Signing out of IdentityServer is as simple as removing the authentication cookie, but given the nature of IdentityServer we must consider signing the user out of the client applications as well.

Notifying clients that the user has signed-out

As part of the signout process you will want to ensure client applications are informed that the user has signed out. IdentityServer supports the front-channel specification for server-side clients (e.g. MVC) and the session management specification for browser-based JavaScript clients (e.g. SPA, React, Angular, etc.).

Server-side clients

To signout the user from the server-side client applications, the “logged out” page in IdentityServer must render an <iframe> to notify the clients that the user has signed out. IdentityServer tracks which clients the user has signed into, and provides an API called GetLogoutContextAsync on the IIdentityServerInteractionService (details). This API returns a LogoutRequest object with a SignOutIFrameUrl property that your logged out page must render into an <iframe>.

Browser-based JavaScript clients

Given how the session management specification is designed, there is nothing special that you need to do to notify these clients that the user has signed out.

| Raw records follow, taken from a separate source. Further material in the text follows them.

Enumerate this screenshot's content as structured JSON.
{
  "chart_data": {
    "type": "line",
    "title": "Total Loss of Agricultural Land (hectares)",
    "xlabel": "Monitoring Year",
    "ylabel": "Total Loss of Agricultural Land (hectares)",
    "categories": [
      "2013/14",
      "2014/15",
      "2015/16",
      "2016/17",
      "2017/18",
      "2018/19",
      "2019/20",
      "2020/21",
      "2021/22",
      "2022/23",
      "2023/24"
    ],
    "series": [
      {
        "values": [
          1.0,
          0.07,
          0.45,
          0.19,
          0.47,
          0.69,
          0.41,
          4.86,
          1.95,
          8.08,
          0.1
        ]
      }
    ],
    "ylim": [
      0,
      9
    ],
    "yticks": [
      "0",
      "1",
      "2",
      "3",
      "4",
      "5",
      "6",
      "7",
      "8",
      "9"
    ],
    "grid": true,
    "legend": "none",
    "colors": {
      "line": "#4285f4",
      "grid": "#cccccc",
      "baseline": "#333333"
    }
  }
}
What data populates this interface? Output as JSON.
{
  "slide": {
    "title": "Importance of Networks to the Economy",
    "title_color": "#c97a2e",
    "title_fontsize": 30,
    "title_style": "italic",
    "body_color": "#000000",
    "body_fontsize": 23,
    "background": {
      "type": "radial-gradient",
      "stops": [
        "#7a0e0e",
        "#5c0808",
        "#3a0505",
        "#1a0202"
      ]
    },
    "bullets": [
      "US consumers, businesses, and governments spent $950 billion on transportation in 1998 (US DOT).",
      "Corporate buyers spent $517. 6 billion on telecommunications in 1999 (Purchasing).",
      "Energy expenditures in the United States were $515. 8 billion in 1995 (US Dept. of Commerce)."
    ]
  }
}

Sign-out initiated by a client application

If sign-out was initiated by a client application, then the client first redirected the user to the end session endpoint. Processing at the end session endpoint might require some temporary state to be maintained (e.g. the client’s post logout redirect uri) across the redirect to the logout page. This state might be of use to the logout page, and the identifier for the state is passed via a logoutId parameter to the logout page.

The GetLogoutContextAsync API on the interaction service can be used to load the state. Of interest on the ShowSignoutPrompt is the ShowSignoutPrompt which indicates if the request for sign-out has been authenticated, and therefore it’s safe to not prompt the user for sign-out.

By default this state is managed in a cookie. If you wish to use some other persistence between the end session endpoint and the logout page, then you can implement IMessageStore<LogoutMessage> and register the implementation in DI.

When the “logged out” page renders the SignOutIFrameUrl described above, the state is then cleaned up.